Pretty great pelican: https://simonwillison.net/2026/Feb/19/gemini-31-pro/ - took over 5 minutes though, but I think that's because they're having performance teething problems on launch day.
What's crazy is you've influenced them to spend real effort ensuring their model is good at generating animated svgs of animals operating vehicles.
The most absurd benchmaxxing.
https://x.com/jeffdean/status/2024525132266688757?s=46&t=ZjF...
Does anyone understand why LLMs have gotten so good at this? Their ability to generate accurate SVG shapes seems to greatly outshine what I would expect, given their mediocre spatial understanding in other contexts.
Models are soon going to start benchmaxxing generating SVGs of pelicans on bikes
Another great benchmark would be to convert a raster image of a logo into SVG. I've yet to find a good tool for this that produces accurate smooth lines.
Cost per task has increased 4.2x but their ARC-AGI-2 score went from 33.6% to 77.1%
Cost per task is still significantly lower than Opus. Even Opus 4.5
It seems they trained the model to output good svg’s.
In their blog post[1], first use case they mention is svg generation. Thus, it might not be any indicator at all anymore.
[1] https://blog.google/innovation-and-ai/models-and-research/ge...
Did you stop using the more detailed prompt? I think you described it here: https://simonwillison.net/2025/Nov/18/gemini-3/
Less pretty and more practical, it's really good at outputting circuit designs as SVG schematics.
At this point, the pelican benchmark became so widely used that there must be high quality pelicans in the dataset, I presume. What about generating an okapi on a bicycle instead?
Ugh, the gears and chain don't mesh and there's no sprocket on the rear hub
But seriously, I can't believe LLMs are able to one-shot a pelican on a bicycle this well. I wouldn't have guessed this was going to emerge as a capability from LLMs 6 years ago. I see why it does now, but... It still amazes me that they're so good at some things.

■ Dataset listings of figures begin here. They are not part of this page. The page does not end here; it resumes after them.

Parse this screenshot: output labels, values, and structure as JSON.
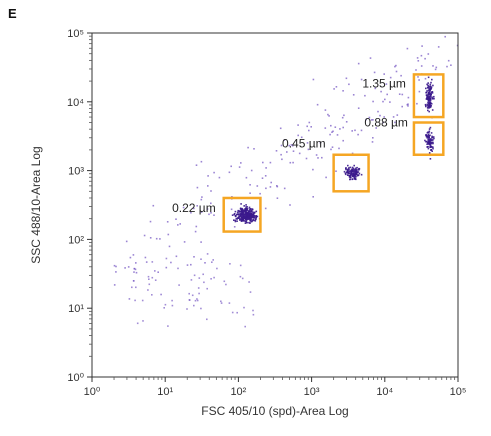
{
  "panel_label": "E",
  "chart_data": {
    "type": "scatter",
    "title": "",
    "xlabel": "FSC 405/10 (spd)-Area Log",
    "ylabel": "SSC 488/10-Area Log",
    "xscale": "log",
    "yscale": "log",
    "xlim": [
      1,
      100000
    ],
    "ylim": [
      1,
      100000
    ],
    "x_ticks": [
      {
        "value": 1,
        "label": "10⁰"
      },
      {
        "value": 10,
        "label": "10¹"
      },
      {
        "value": 100,
        "label": "10²"
      },
      {
        "value": 1000,
        "label": "10³"
      },
      {
        "value": 10000,
        "label": "10⁴"
      },
      {
        "value": 100000,
        "label": "10⁵"
      }
    ],
    "y_ticks": [
      {
        "value": 1,
        "label": "10⁰"
      },
      {
        "value": 10,
        "label": "10¹"
      },
      {
        "value": 100,
        "label": "10²"
      },
      {
        "value": 1000,
        "label": "10³"
      },
      {
        "value": 10000,
        "label": "10⁴"
      },
      {
        "value": 100000,
        "label": "10⁵"
      }
    ],
    "grid": false,
    "colors": {
      "points": "#7a5cc4",
      "dense": "#3b1a8c",
      "gate": "#f5a623"
    },
    "gates": [
      {
        "label": "0.22 µm",
        "x_range": [
          63,
          200
        ],
        "y_range": [
          130,
          400
        ]
      },
      {
        "label": "0.45 µm",
        "x_range": [
          2000,
          6000
        ],
        "y_range": [
          500,
          1700
        ]
      },
      {
        "label": "0.88 µm",
        "x_range": [
          25000,
          63000
        ],
        "y_range": [
          1700,
          5000
        ]
      },
      {
        "label": "1.35 µm",
        "x_range": [
          25000,
          63000
        ],
        "y_range": [
          6000,
          25000
        ]
      }
    ],
    "populations": [
      {
        "x": 125,
        "y": 230
      },
      {
        "x": 3500,
        "y": 950
      },
      {
        "x": 40000,
        "y": 2800
      },
      {
        "x": 40000,
        "y": 12000
      }
    ]
  }
}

What do you think this particular prompt is evaluating for?
The more popular these particular evals are, the more likely the model will be trained for them.

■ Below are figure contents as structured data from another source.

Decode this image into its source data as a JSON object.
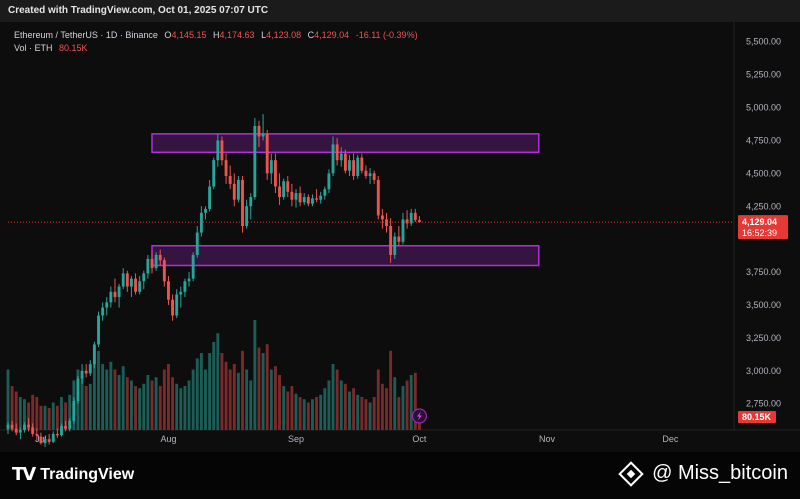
{
  "header": {
    "created_text": "Created with TradingView.com, Oct 01, 2025 07:07 UTC"
  },
  "legend": {
    "symbol": "Ethereum / TetherUS · 1D · Binance",
    "open_label": "O",
    "open_value": "4,145.15",
    "high_label": "H",
    "high_value": "4,174.63",
    "low_label": "L",
    "low_value": "4,123.08",
    "close_label": "C",
    "close_value": "4,129.04",
    "change": "-16.11 (-0.39%)",
    "vol_label": "Vol · ETH",
    "vol_value": "80.15K"
  },
  "footer": {
    "logo_text": "TradingView",
    "credit_text": "@ Miss_bitcoin"
  },
  "colors": {
    "up": "#26a69a",
    "down": "#ef5350",
    "vol_up": "#1b5e57",
    "vol_down": "#7a2a2a",
    "zone": "#b030d8",
    "price_tag": "#e53935"
  },
  "chart_data": {
    "type": "candlestick",
    "title": "Ethereum / TetherUS · 1D · Binance",
    "y_ticks": [
      "5,500.00",
      "5,250.00",
      "5,000.00",
      "4,750.00",
      "4,500.00",
      "4,250.00",
      "3,750.00",
      "3,500.00",
      "3,250.00",
      "3,000.00",
      "2,750.00"
    ],
    "ylim": [
      2550,
      5650
    ],
    "x_ticks": [
      {
        "label": "Jul",
        "day": 0
      },
      {
        "label": "Aug",
        "day": 31
      },
      {
        "label": "Sep",
        "day": 62
      },
      {
        "label": "Oct",
        "day": 92
      },
      {
        "label": "Nov",
        "day": 123
      },
      {
        "label": "Dec",
        "day": 153
      }
    ],
    "x_range": [
      -8,
      167
    ],
    "last_price_label": "4,129.04",
    "countdown_label": "16:52:39",
    "volume_label": "80.15K",
    "zones": [
      {
        "low": 4660,
        "high": 4800,
        "start_day": 27,
        "end_day": 121
      },
      {
        "low": 3800,
        "high": 3950,
        "start_day": 27,
        "end_day": 121
      }
    ],
    "candles": [
      {
        "d": -8,
        "o": 2560,
        "h": 2610,
        "l": 2520,
        "c": 2590,
        "v": 0.55
      },
      {
        "d": -7,
        "o": 2590,
        "h": 2620,
        "l": 2540,
        "c": 2560,
        "v": 0.4
      },
      {
        "d": -6,
        "o": 2560,
        "h": 2600,
        "l": 2510,
        "c": 2530,
        "v": 0.35
      },
      {
        "d": -5,
        "o": 2530,
        "h": 2570,
        "l": 2480,
        "c": 2550,
        "v": 0.3
      },
      {
        "d": -4,
        "o": 2550,
        "h": 2610,
        "l": 2530,
        "c": 2590,
        "v": 0.28
      },
      {
        "d": -3,
        "o": 2590,
        "h": 2640,
        "l": 2540,
        "c": 2570,
        "v": 0.25
      },
      {
        "d": -2,
        "o": 2570,
        "h": 2600,
        "l": 2500,
        "c": 2520,
        "v": 0.32
      },
      {
        "d": -1,
        "o": 2520,
        "h": 2560,
        "l": 2470,
        "c": 2510,
        "v": 0.3
      },
      {
        "d": 0,
        "o": 2500,
        "h": 2530,
        "l": 2440,
        "c": 2450,
        "v": 0.22
      },
      {
        "d": 1,
        "o": 2450,
        "h": 2500,
        "l": 2420,
        "c": 2480,
        "v": 0.22
      },
      {
        "d": 2,
        "o": 2480,
        "h": 2520,
        "l": 2440,
        "c": 2460,
        "v": 0.2
      },
      {
        "d": 3,
        "o": 2460,
        "h": 2540,
        "l": 2450,
        "c": 2520,
        "v": 0.25
      },
      {
        "d": 4,
        "o": 2520,
        "h": 2560,
        "l": 2490,
        "c": 2510,
        "v": 0.22
      },
      {
        "d": 5,
        "o": 2510,
        "h": 2600,
        "l": 2500,
        "c": 2580,
        "v": 0.3
      },
      {
        "d": 6,
        "o": 2580,
        "h": 2620,
        "l": 2540,
        "c": 2560,
        "v": 0.25
      },
      {
        "d": 7,
        "o": 2560,
        "h": 2640,
        "l": 2540,
        "c": 2620,
        "v": 0.32
      },
      {
        "d": 8,
        "o": 2620,
        "h": 2800,
        "l": 2600,
        "c": 2770,
        "v": 0.45
      },
      {
        "d": 9,
        "o": 2770,
        "h": 2960,
        "l": 2750,
        "c": 2940,
        "v": 0.55
      },
      {
        "d": 10,
        "o": 2940,
        "h": 3050,
        "l": 2900,
        "c": 3000,
        "v": 0.5
      },
      {
        "d": 11,
        "o": 3000,
        "h": 3050,
        "l": 2950,
        "c": 2980,
        "v": 0.4
      },
      {
        "d": 12,
        "o": 2980,
        "h": 3080,
        "l": 2960,
        "c": 3050,
        "v": 0.42
      },
      {
        "d": 13,
        "o": 3050,
        "h": 3220,
        "l": 3020,
        "c": 3200,
        "v": 0.62
      },
      {
        "d": 14,
        "o": 3200,
        "h": 3450,
        "l": 3180,
        "c": 3420,
        "v": 0.72
      },
      {
        "d": 15,
        "o": 3420,
        "h": 3520,
        "l": 3380,
        "c": 3480,
        "v": 0.6
      },
      {
        "d": 16,
        "o": 3480,
        "h": 3560,
        "l": 3420,
        "c": 3520,
        "v": 0.55
      },
      {
        "d": 17,
        "o": 3520,
        "h": 3640,
        "l": 3480,
        "c": 3600,
        "v": 0.62
      },
      {
        "d": 18,
        "o": 3600,
        "h": 3700,
        "l": 3520,
        "c": 3560,
        "v": 0.55
      },
      {
        "d": 19,
        "o": 3560,
        "h": 3660,
        "l": 3480,
        "c": 3640,
        "v": 0.5
      },
      {
        "d": 20,
        "o": 3640,
        "h": 3780,
        "l": 3620,
        "c": 3740,
        "v": 0.58
      },
      {
        "d": 21,
        "o": 3740,
        "h": 3760,
        "l": 3600,
        "c": 3640,
        "v": 0.48
      },
      {
        "d": 22,
        "o": 3640,
        "h": 3720,
        "l": 3560,
        "c": 3700,
        "v": 0.45
      },
      {
        "d": 23,
        "o": 3700,
        "h": 3740,
        "l": 3580,
        "c": 3600,
        "v": 0.4
      },
      {
        "d": 24,
        "o": 3600,
        "h": 3720,
        "l": 3580,
        "c": 3680,
        "v": 0.38
      },
      {
        "d": 25,
        "o": 3680,
        "h": 3760,
        "l": 3620,
        "c": 3740,
        "v": 0.42
      },
      {
        "d": 26,
        "o": 3740,
        "h": 3880,
        "l": 3700,
        "c": 3850,
        "v": 0.5
      },
      {
        "d": 27,
        "o": 3850,
        "h": 3900,
        "l": 3740,
        "c": 3780,
        "v": 0.45
      },
      {
        "d": 28,
        "o": 3780,
        "h": 3900,
        "l": 3760,
        "c": 3880,
        "v": 0.48
      },
      {
        "d": 29,
        "o": 3880,
        "h": 3920,
        "l": 3800,
        "c": 3840,
        "v": 0.4
      },
      {
        "d": 30,
        "o": 3840,
        "h": 3860,
        "l": 3640,
        "c": 3680,
        "v": 0.55
      },
      {
        "d": 31,
        "o": 3680,
        "h": 3720,
        "l": 3500,
        "c": 3540,
        "v": 0.6
      },
      {
        "d": 32,
        "o": 3540,
        "h": 3580,
        "l": 3380,
        "c": 3420,
        "v": 0.48
      },
      {
        "d": 33,
        "o": 3420,
        "h": 3620,
        "l": 3400,
        "c": 3580,
        "v": 0.42
      },
      {
        "d": 34,
        "o": 3580,
        "h": 3640,
        "l": 3480,
        "c": 3600,
        "v": 0.38
      },
      {
        "d": 35,
        "o": 3600,
        "h": 3700,
        "l": 3560,
        "c": 3680,
        "v": 0.4
      },
      {
        "d": 36,
        "o": 3680,
        "h": 3750,
        "l": 3640,
        "c": 3700,
        "v": 0.45
      },
      {
        "d": 37,
        "o": 3700,
        "h": 3900,
        "l": 3680,
        "c": 3880,
        "v": 0.55
      },
      {
        "d": 38,
        "o": 3880,
        "h": 4100,
        "l": 3860,
        "c": 4050,
        "v": 0.65
      },
      {
        "d": 39,
        "o": 4050,
        "h": 4250,
        "l": 4020,
        "c": 4200,
        "v": 0.7
      },
      {
        "d": 40,
        "o": 4200,
        "h": 4250,
        "l": 4150,
        "c": 4230,
        "v": 0.55
      },
      {
        "d": 41,
        "o": 4230,
        "h": 4450,
        "l": 4210,
        "c": 4400,
        "v": 0.7
      },
      {
        "d": 42,
        "o": 4400,
        "h": 4620,
        "l": 4380,
        "c": 4600,
        "v": 0.8
      },
      {
        "d": 43,
        "o": 4600,
        "h": 4800,
        "l": 4550,
        "c": 4750,
        "v": 0.88
      },
      {
        "d": 44,
        "o": 4750,
        "h": 4780,
        "l": 4560,
        "c": 4600,
        "v": 0.7
      },
      {
        "d": 45,
        "o": 4600,
        "h": 4650,
        "l": 4420,
        "c": 4480,
        "v": 0.62
      },
      {
        "d": 46,
        "o": 4480,
        "h": 4560,
        "l": 4380,
        "c": 4420,
        "v": 0.55
      },
      {
        "d": 47,
        "o": 4420,
        "h": 4500,
        "l": 4250,
        "c": 4300,
        "v": 0.6
      },
      {
        "d": 48,
        "o": 4300,
        "h": 4480,
        "l": 4280,
        "c": 4450,
        "v": 0.52
      },
      {
        "d": 49,
        "o": 4450,
        "h": 4480,
        "l": 4050,
        "c": 4100,
        "v": 0.72
      },
      {
        "d": 50,
        "o": 4100,
        "h": 4300,
        "l": 4080,
        "c": 4250,
        "v": 0.55
      },
      {
        "d": 51,
        "o": 4250,
        "h": 4350,
        "l": 4150,
        "c": 4320,
        "v": 0.45
      },
      {
        "d": 52,
        "o": 4320,
        "h": 4920,
        "l": 4300,
        "c": 4860,
        "v": 1.0
      },
      {
        "d": 53,
        "o": 4860,
        "h": 4900,
        "l": 4700,
        "c": 4780,
        "v": 0.75
      },
      {
        "d": 54,
        "o": 4780,
        "h": 4950,
        "l": 4750,
        "c": 4800,
        "v": 0.7
      },
      {
        "d": 55,
        "o": 4800,
        "h": 4830,
        "l": 4450,
        "c": 4500,
        "v": 0.78
      },
      {
        "d": 56,
        "o": 4500,
        "h": 4650,
        "l": 4420,
        "c": 4600,
        "v": 0.55
      },
      {
        "d": 57,
        "o": 4600,
        "h": 4650,
        "l": 4350,
        "c": 4400,
        "v": 0.58
      },
      {
        "d": 58,
        "o": 4400,
        "h": 4500,
        "l": 4260,
        "c": 4320,
        "v": 0.5
      },
      {
        "d": 59,
        "o": 4320,
        "h": 4460,
        "l": 4300,
        "c": 4440,
        "v": 0.4
      },
      {
        "d": 60,
        "o": 4440,
        "h": 4480,
        "l": 4320,
        "c": 4360,
        "v": 0.35
      },
      {
        "d": 61,
        "o": 4360,
        "h": 4420,
        "l": 4250,
        "c": 4300,
        "v": 0.4
      },
      {
        "d": 62,
        "o": 4300,
        "h": 4380,
        "l": 4240,
        "c": 4350,
        "v": 0.33
      },
      {
        "d": 63,
        "o": 4350,
        "h": 4400,
        "l": 4250,
        "c": 4280,
        "v": 0.3
      },
      {
        "d": 64,
        "o": 4280,
        "h": 4350,
        "l": 4260,
        "c": 4320,
        "v": 0.28
      },
      {
        "d": 65,
        "o": 4320,
        "h": 4340,
        "l": 4250,
        "c": 4270,
        "v": 0.25
      },
      {
        "d": 66,
        "o": 4270,
        "h": 4340,
        "l": 4250,
        "c": 4310,
        "v": 0.28
      },
      {
        "d": 67,
        "o": 4310,
        "h": 4380,
        "l": 4280,
        "c": 4300,
        "v": 0.3
      },
      {
        "d": 68,
        "o": 4300,
        "h": 4360,
        "l": 4270,
        "c": 4330,
        "v": 0.32
      },
      {
        "d": 69,
        "o": 4330,
        "h": 4400,
        "l": 4300,
        "c": 4380,
        "v": 0.38
      },
      {
        "d": 70,
        "o": 4380,
        "h": 4530,
        "l": 4350,
        "c": 4500,
        "v": 0.45
      },
      {
        "d": 71,
        "o": 4500,
        "h": 4780,
        "l": 4480,
        "c": 4720,
        "v": 0.6
      },
      {
        "d": 72,
        "o": 4720,
        "h": 4770,
        "l": 4560,
        "c": 4600,
        "v": 0.55
      },
      {
        "d": 73,
        "o": 4600,
        "h": 4700,
        "l": 4550,
        "c": 4650,
        "v": 0.45
      },
      {
        "d": 74,
        "o": 4650,
        "h": 4680,
        "l": 4500,
        "c": 4520,
        "v": 0.42
      },
      {
        "d": 75,
        "o": 4520,
        "h": 4640,
        "l": 4480,
        "c": 4600,
        "v": 0.35
      },
      {
        "d": 76,
        "o": 4600,
        "h": 4650,
        "l": 4450,
        "c": 4480,
        "v": 0.38
      },
      {
        "d": 77,
        "o": 4480,
        "h": 4640,
        "l": 4460,
        "c": 4620,
        "v": 0.32
      },
      {
        "d": 78,
        "o": 4620,
        "h": 4650,
        "l": 4500,
        "c": 4520,
        "v": 0.3
      },
      {
        "d": 79,
        "o": 4520,
        "h": 4560,
        "l": 4460,
        "c": 4480,
        "v": 0.28
      },
      {
        "d": 80,
        "o": 4480,
        "h": 4540,
        "l": 4420,
        "c": 4500,
        "v": 0.25
      },
      {
        "d": 81,
        "o": 4500,
        "h": 4520,
        "l": 4420,
        "c": 4450,
        "v": 0.3
      },
      {
        "d": 82,
        "o": 4450,
        "h": 4480,
        "l": 4150,
        "c": 4180,
        "v": 0.55
      },
      {
        "d": 83,
        "o": 4180,
        "h": 4230,
        "l": 4080,
        "c": 4150,
        "v": 0.42
      },
      {
        "d": 84,
        "o": 4150,
        "h": 4200,
        "l": 4050,
        "c": 4100,
        "v": 0.38
      },
      {
        "d": 85,
        "o": 4100,
        "h": 4160,
        "l": 3820,
        "c": 3880,
        "v": 0.72
      },
      {
        "d": 86,
        "o": 3880,
        "h": 4050,
        "l": 3850,
        "c": 4020,
        "v": 0.48
      },
      {
        "d": 87,
        "o": 4020,
        "h": 4100,
        "l": 3950,
        "c": 3980,
        "v": 0.3
      },
      {
        "d": 88,
        "o": 3980,
        "h": 4200,
        "l": 3960,
        "c": 4150,
        "v": 0.4
      },
      {
        "d": 89,
        "o": 4150,
        "h": 4220,
        "l": 4080,
        "c": 4120,
        "v": 0.45
      },
      {
        "d": 90,
        "o": 4120,
        "h": 4230,
        "l": 4100,
        "c": 4200,
        "v": 0.5
      },
      {
        "d": 91,
        "o": 4200,
        "h": 4230,
        "l": 4130,
        "c": 4145,
        "v": 0.52
      },
      {
        "d": 92,
        "o": 4145,
        "h": 4175,
        "l": 4123,
        "c": 4129,
        "v": 0.1
      }
    ]
  }
}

You think they are able to see their output and iterate on it? Or is it pure token generation?
is there something in your prompt about hats? why the pelican always wearing a hat recently?!
I used the AI studio link and tried running it with the temperature set to 1.75: https://jsbin.com/locodaqovu/edit?html,output
I hope we keep beating this dead horse some more, I'm still not tired of it.
It's an excellent demonstration of the main issue I have with the Gemini family of models, they always go "above and beyond" to do a lot of stuff, even if I explicitly prompt against it. In this case, most of the SVG ends up consisting not just of a bike and a pelican, but clouds, a sun, a hat on the pelican and so much more.
Exactly the same thing happens when you code, it's almost impossible to get Gemini to not do "helpful" drive-by-refactors, and it keeps adding code comments no matter what I say. Very frustrating experience overall.